Vegetables. Obviously. Rice. Beans. Lots of people around the world don’t eat meat. Some people say they don’t believe in hunting, but they eat meat every day. Two or three times a day. They don’t want to know where their food comes from. To me that’s hypocritical.”

  I didn’t say anything, so he added, “You know, when someone says they believe something but they do the opposite.”

  “I know what hypocritical means.
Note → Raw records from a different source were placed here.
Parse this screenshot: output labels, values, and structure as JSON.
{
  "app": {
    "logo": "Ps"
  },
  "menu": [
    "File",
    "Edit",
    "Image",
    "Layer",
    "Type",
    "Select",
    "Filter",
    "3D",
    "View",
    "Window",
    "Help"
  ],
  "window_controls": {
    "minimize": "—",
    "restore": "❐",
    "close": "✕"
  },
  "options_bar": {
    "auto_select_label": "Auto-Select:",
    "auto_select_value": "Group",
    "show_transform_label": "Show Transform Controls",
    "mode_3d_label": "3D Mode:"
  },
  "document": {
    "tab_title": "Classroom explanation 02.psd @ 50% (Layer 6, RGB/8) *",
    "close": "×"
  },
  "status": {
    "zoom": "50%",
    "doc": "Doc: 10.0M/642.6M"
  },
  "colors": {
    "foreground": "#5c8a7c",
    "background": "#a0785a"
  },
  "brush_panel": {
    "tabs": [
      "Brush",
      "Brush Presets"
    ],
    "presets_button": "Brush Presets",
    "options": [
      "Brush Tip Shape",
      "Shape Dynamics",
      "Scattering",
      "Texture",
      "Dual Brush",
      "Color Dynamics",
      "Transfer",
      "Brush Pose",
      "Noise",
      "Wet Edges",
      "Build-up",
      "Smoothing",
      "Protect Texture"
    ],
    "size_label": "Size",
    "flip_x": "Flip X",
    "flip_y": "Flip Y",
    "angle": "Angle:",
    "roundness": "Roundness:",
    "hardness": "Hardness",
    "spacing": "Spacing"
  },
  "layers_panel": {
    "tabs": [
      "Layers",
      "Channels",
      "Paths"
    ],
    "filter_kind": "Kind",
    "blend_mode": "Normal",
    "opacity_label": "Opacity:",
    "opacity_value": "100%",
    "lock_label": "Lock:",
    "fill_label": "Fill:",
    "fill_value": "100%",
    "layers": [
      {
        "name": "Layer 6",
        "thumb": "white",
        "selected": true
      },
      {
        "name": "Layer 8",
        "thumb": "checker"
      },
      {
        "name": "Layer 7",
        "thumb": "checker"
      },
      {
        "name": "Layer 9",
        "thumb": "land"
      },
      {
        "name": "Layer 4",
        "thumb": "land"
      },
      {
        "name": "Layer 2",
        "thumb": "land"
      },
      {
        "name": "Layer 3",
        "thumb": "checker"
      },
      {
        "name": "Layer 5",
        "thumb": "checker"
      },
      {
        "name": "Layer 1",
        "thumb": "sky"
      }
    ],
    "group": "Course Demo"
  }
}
I was just thinking.”

  “The worst,” Duncan said, “are the people who say they just eat chicken. They should go to a chicken barn. See what a chicken’s life is really like.”

  “You’ve been to one?”

  “Worked in one a couple summers ago. That’s what made me start to think. A wild deer has a pretty good life compared to that. And this one I got with one clean shot. Right through the lungs. Perfect.”

  “What do you do in the field?” I asked him.

  “You make a fire. That’s what I do. To warm up my hands. Then you have to cut out the anus. Do you know what that is?”

  I rolled my eyes. “I guess I know what an anus is. How old do you think I am?”

  He shrugged. “You have to get the stomach out without puncturing it. You don’t want to puncture any of the organs. That spoils the meat.”

  Laying the frog on a rock now, I took out my jackknife, took a deep breath and made the first cut.

  I didn’t know what I was doing. I was just trying not to pierce any organs. And whether cleaning a deer was anything like cleaning a frog, I had no idea. It seemed to have a lot of organs. It seemed to be almost all organs. I used my knife to scrape them out as best I could. But I realized the only real meat was on the legs, a little on the front, more on the back. I took a pointed stick and skewered the frog with it, the way you’d skewer a hotdog. Hotdogs are made of animals, too, I told myself. Duncan would say I was being hypocritical to be squeamish about it. I had just never had to see how a hotdog was made.